The biggest win for me is meat eaters who say they’ll come back. When we started it was much more heavily veggie-vegans who come in, but now the reputation has built and people are coming because its’ good. Nowhere in the restaurant does it say it’s vegan. We replace the vowel in bacon and cheese (b*con and ch*ese) and changed “duck balls” to “quack balls”. Everything is air fried; we don’t use any fat. Our air-fryer is a brilliant investment because you can literally press a button.
What other plant-based food brand do you most admire and why?
I’m actually not massively aware of any other brands because I live in bit of a social media hole. As long my customers and my staff are happy, I’m happy. I think people coming into the restaurant and having a good time and telling their mates about it is more important. Word of mouth is the best advertising you can get and so as long as my customers are happy and the restaurant is full, I’m not worried about what else is going on.
Do you have any plans to expand outside Cambridge at the moment? To other cities in the UK?
Yes – Norwich. We may also expand to other towns skirting London. For example; Giggling Squid has opened around 20 restaurants around London, but not actually in London.

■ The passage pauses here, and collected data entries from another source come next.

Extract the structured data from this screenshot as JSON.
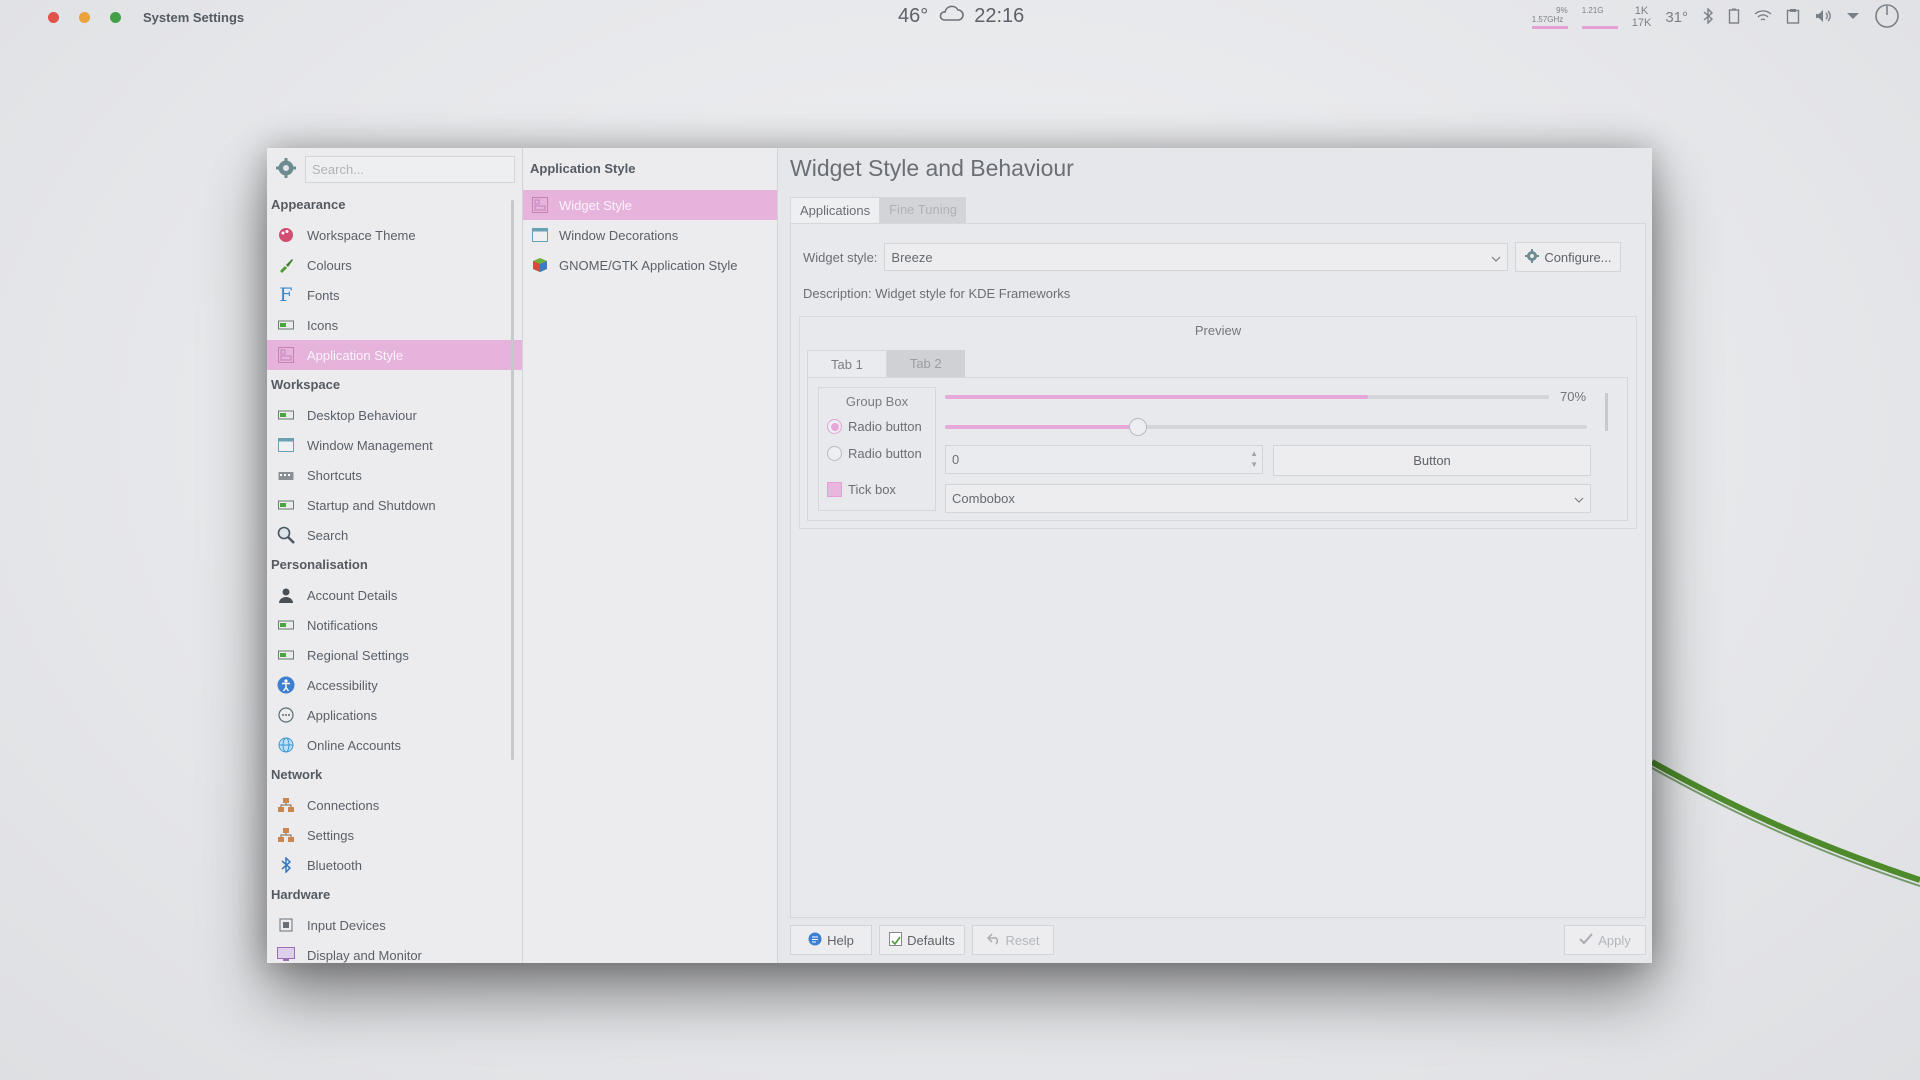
{
  "top_panel": {
    "window_title": "System Settings",
    "temperature": "46°",
    "clock": "22:16",
    "cpu_freq": "1.57GHz",
    "cpu_pct": "9%",
    "mem": "1.21G",
    "net_down": "1K",
    "net_up": "17K",
    "cpu_temp": "31°",
    "colors": {
      "close": "#e0524a",
      "minimize": "#e8a33a",
      "maximize": "#43a047"
    }
  },
  "sidebar": {
    "search_placeholder": "Search...",
    "categories": [
      {
        "title": "Appearance",
        "items": [
          {
            "label": "Workspace Theme",
            "icon": "palette-icon"
          },
          {
            "label": "Colours",
            "icon": "color-brush-icon"
          },
          {
            "label": "Fonts",
            "icon": "font-icon"
          },
          {
            "label": "Icons",
            "icon": "icons-icon"
          },
          {
            "label": "Application Style",
            "icon": "app-style-icon",
            "selected": true
          }
        ]
      },
      {
        "title": "Workspace",
        "items": [
          {
            "label": "Desktop Behaviour",
            "icon": "desktop-icon"
          },
          {
            "label": "Window Management",
            "icon": "window-icon"
          },
          {
            "label": "Shortcuts",
            "icon": "keyboard-icon"
          },
          {
            "label": "Startup and Shutdown",
            "icon": "power-icon"
          },
          {
            "label": "Search",
            "icon": "search-icon"
          }
        ]
      },
      {
        "title": "Personalisation",
        "items": [
          {
            "label": "Account Details",
            "icon": "user-icon"
          },
          {
            "label": "Notifications",
            "icon": "notification-icon"
          },
          {
            "label": "Regional Settings",
            "icon": "region-icon"
          },
          {
            "label": "Accessibility",
            "icon": "accessibility-icon"
          },
          {
            "label": "Applications",
            "icon": "applications-icon"
          },
          {
            "label": "Online Accounts",
            "icon": "globe-icon"
          }
        ]
      },
      {
        "title": "Network",
        "items": [
          {
            "label": "Connections",
            "icon": "network-icon"
          },
          {
            "label": "Settings",
            "icon": "network-settings-icon"
          },
          {
            "label": "Bluetooth",
            "icon": "bluetooth-icon"
          }
        ]
      },
      {
        "title": "Hardware",
        "items": [
          {
            "label": "Input Devices",
            "icon": "input-devices-icon"
          },
          {
            "label": "Display and Monitor",
            "icon": "monitor-icon"
          }
        ]
      }
    ]
  },
  "midpanel": {
    "title": "Application Style",
    "items": [
      {
        "label": "Widget Style",
        "selected": true
      },
      {
        "label": "Window Decorations"
      },
      {
        "label": "GNOME/GTK Application Style"
      }
    ]
  },
  "content": {
    "title": "Widget Style and Behaviour",
    "tabs": [
      "Applications",
      "Fine Tuning"
    ],
    "widget_style_label": "Widget style:",
    "widget_style_value": "Breeze",
    "configure_label": "Configure...",
    "description": "Description: Widget style for KDE Frameworks",
    "preview": {
      "title": "Preview",
      "tabs": [
        "Tab 1",
        "Tab 2"
      ],
      "group_box": "Group Box",
      "radio1": "Radio button",
      "radio2": "Radio button",
      "tick": "Tick box",
      "progress": 0.7,
      "progress_label": "70%",
      "slider": 0.3,
      "spin_value": "0",
      "button": "Button",
      "combobox": "Combobox"
    },
    "footer": {
      "help": "Help",
      "defaults": "Defaults",
      "reset": "Reset",
      "apply": "Apply"
    }
  },
  "accent": "#e6b3dd"
}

Your menu looks very tasty! What was the inspiration behind your dishes / how did you come up with them?
Every 4 weeks we change the menu and we do a taste off. You buy a ticket on Eventbrite and test half of each burger. At our most recent event we tested Ends 2 (“chicken” burnt ends, roasted in dry spice and glazed with sticky sauce, served with coleslaw, pickles and pepper jack cheese) and the Casbah Babaganoush (charred with burnt banana blossom and lemon, and served with oregano and red onion salad and a dukkah with hazelnut, cumin, fennel, and seeds).
I also now have a part time chef who I can bounce ideas off. Its quite difficult to find a good cook; and a good vegan cook even harder.
What advice would you offer somebody who is thinking of embarking on a similar venture to your own?
Just work hard – it’s a lot of hours. I’ve not had a day off since Christmas. I start at 7 or 8 and finish at 10 or 11. My staff are paid hourly so they make more money and it’s fairer.
Vegan cookery is more challenging. You have to learn a whole new larder and ingredients; you have to make stuff more flavoursome. I want DoppleGanger to be about good food that coincidentally is good for you.